Becario MECESUP2 AUS 0601, Programa de Doctorado en Ciencias Veterinarias, Facultad de Ciencias Veterinarias, Universidad Austral de Chile, Valdivia, Chile; Instituto de Ciencia Animal, Facultad Ciencias Veterinarias, Universidad Austral de Chile, Valdivia, Chile.
Meat Sci. 2014 Jan;96(1):394-9. doi: 10.1016/j.meatsci.2013.07.028. Epub 2013 Jul 29.
Thirty llamas were used to study the effect of a 90 day feed supplementation on meat quality, chemical composition and muscle fatty acid profile. Treatments were: GR=llama on native pasture until slaughter; GR+SH=like GR, but with overnight free access to barley/alfalfa hay; and GR+SC=like GR, but with overnight free access to a wheat bran/sorghum grain concentrate. The supplementation had no effect on postmortem pH and temperature decline in the Longissimus lumborum muscle (LLM), cooking losses nor Warner-Bratzler shear force values (P>0.05). Meat from GR+SC llama had higher fat content in LLM (P<0.05) compared to GR and GR+SH llama. Intramuscular fat from GR+SH llama showed higher (P<0.01) proportions of polyunsaturated fatty acids, higher (P<0.05) polyunsaturated fatty acids/saturated fatty acids and desirable fatty acids ratio, lower (P<0.05) omega-6/omega-3 (n-6/n-3) ratio, and higher (P<0.01) conjugated linoleic acid.

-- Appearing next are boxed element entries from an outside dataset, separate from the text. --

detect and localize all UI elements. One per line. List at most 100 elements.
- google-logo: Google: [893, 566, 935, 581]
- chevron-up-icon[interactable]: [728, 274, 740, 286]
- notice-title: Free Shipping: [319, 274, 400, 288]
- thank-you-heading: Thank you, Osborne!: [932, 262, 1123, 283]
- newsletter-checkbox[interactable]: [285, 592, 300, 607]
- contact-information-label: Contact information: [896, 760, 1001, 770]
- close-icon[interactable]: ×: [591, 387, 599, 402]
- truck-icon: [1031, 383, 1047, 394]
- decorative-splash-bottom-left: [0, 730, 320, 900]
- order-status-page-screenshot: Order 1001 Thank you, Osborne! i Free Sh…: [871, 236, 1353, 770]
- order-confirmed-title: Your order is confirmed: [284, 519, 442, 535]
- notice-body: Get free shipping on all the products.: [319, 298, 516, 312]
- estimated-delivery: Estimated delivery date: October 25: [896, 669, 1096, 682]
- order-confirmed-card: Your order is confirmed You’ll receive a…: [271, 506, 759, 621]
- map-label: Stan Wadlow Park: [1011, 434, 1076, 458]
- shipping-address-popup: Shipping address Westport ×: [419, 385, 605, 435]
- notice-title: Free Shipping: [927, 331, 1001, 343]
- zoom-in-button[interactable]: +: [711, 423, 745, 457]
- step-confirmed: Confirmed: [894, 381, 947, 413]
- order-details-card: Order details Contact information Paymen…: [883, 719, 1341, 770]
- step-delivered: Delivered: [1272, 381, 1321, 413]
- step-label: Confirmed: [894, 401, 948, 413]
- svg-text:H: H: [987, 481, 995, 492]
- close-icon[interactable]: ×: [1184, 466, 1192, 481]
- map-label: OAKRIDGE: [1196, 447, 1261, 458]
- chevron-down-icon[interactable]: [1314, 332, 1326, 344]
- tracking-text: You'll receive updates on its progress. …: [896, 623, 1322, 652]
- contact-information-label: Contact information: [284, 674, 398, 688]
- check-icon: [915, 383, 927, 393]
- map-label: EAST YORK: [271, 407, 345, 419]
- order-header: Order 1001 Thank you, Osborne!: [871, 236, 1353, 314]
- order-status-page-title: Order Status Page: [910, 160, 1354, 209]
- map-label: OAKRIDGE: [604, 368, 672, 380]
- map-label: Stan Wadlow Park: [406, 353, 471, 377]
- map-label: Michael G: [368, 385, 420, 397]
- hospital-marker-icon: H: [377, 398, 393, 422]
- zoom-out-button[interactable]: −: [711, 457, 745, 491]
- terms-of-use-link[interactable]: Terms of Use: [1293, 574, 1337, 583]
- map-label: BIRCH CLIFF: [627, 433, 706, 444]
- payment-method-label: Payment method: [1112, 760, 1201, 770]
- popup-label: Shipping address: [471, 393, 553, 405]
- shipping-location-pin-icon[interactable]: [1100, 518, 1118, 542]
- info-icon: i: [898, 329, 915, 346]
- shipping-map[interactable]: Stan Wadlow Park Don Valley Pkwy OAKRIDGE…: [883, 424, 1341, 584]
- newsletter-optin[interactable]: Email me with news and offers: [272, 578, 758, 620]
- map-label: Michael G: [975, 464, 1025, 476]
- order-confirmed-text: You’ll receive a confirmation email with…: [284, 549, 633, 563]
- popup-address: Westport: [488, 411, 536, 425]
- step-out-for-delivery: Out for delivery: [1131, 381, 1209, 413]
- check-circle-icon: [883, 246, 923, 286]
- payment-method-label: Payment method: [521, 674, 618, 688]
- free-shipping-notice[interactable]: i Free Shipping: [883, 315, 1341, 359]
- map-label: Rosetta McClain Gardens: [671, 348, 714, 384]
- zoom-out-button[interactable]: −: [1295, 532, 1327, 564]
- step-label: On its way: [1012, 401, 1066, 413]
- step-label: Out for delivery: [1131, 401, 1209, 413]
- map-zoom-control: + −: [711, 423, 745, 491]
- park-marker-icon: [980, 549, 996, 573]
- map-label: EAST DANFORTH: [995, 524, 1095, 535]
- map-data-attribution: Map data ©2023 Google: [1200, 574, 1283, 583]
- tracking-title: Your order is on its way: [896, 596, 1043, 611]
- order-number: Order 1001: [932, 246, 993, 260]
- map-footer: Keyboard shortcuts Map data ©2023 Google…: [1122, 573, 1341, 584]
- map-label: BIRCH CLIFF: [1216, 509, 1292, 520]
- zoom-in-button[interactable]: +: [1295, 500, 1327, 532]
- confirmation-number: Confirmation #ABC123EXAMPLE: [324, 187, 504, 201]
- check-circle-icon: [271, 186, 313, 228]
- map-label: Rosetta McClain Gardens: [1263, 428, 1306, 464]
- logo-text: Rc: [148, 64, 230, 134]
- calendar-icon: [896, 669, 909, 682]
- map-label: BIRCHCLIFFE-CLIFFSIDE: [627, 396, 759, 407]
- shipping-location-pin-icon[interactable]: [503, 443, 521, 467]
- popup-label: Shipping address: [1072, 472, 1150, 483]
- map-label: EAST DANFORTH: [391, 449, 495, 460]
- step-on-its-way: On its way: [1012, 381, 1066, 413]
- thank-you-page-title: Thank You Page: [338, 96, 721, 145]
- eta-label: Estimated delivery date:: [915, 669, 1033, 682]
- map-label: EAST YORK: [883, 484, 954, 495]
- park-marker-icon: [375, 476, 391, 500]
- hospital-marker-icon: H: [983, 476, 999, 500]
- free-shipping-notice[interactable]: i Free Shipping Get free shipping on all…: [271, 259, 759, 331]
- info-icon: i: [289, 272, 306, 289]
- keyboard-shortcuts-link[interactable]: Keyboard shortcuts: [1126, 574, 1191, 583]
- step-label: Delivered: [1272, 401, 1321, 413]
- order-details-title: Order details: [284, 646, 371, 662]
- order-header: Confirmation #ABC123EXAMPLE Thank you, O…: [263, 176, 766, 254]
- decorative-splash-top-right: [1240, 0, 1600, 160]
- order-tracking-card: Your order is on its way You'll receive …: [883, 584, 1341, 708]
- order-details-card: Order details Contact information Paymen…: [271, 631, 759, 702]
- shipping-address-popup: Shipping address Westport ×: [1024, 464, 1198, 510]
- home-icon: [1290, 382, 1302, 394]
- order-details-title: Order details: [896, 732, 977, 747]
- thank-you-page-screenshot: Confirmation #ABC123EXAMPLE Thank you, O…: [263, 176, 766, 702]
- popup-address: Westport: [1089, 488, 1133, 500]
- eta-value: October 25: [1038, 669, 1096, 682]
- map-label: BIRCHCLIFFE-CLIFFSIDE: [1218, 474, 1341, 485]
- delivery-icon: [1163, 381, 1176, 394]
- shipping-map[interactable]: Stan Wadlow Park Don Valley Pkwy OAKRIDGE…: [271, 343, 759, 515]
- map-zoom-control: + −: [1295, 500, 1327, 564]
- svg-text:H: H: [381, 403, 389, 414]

三十只美洲驼被用于研究 90 天的饲料补充对肉质、化学成分和肌肉脂肪酸谱的影响。处理方法如下:GR=在原生牧场放牧的美洲驼直至屠宰;GR+SH=与 GR 一样,但夜间可自由采食大麦/苜蓿干草;GR+SC=与 GR 一样,但夜间可自由采食小麦麸/高粱谷物浓缩饲料。补充饲料对腰最长肌(LLM)的宰后 pH 值和温度下降、蒸煮损失或 Warner-Bratzler 剪切力值没有影响(P>0.05)。与 GR 和 GR+SH 美洲驼相比,GR+SC 美洲驼的 LLM 脂肪含量更高(P<0.05)。GR+SH 美洲驼的肌内脂肪具有更高比例的多不饱和脂肪酸(P<0.01)、更高的多不饱和脂肪酸/饱和脂肪酸比值(P<0.05)和理想脂肪酸比值、更低的ω-6/ω-3(n-6/n-3)比值(P<0.05)和更高的共轭亚油酸(CLA)(P<0.01)。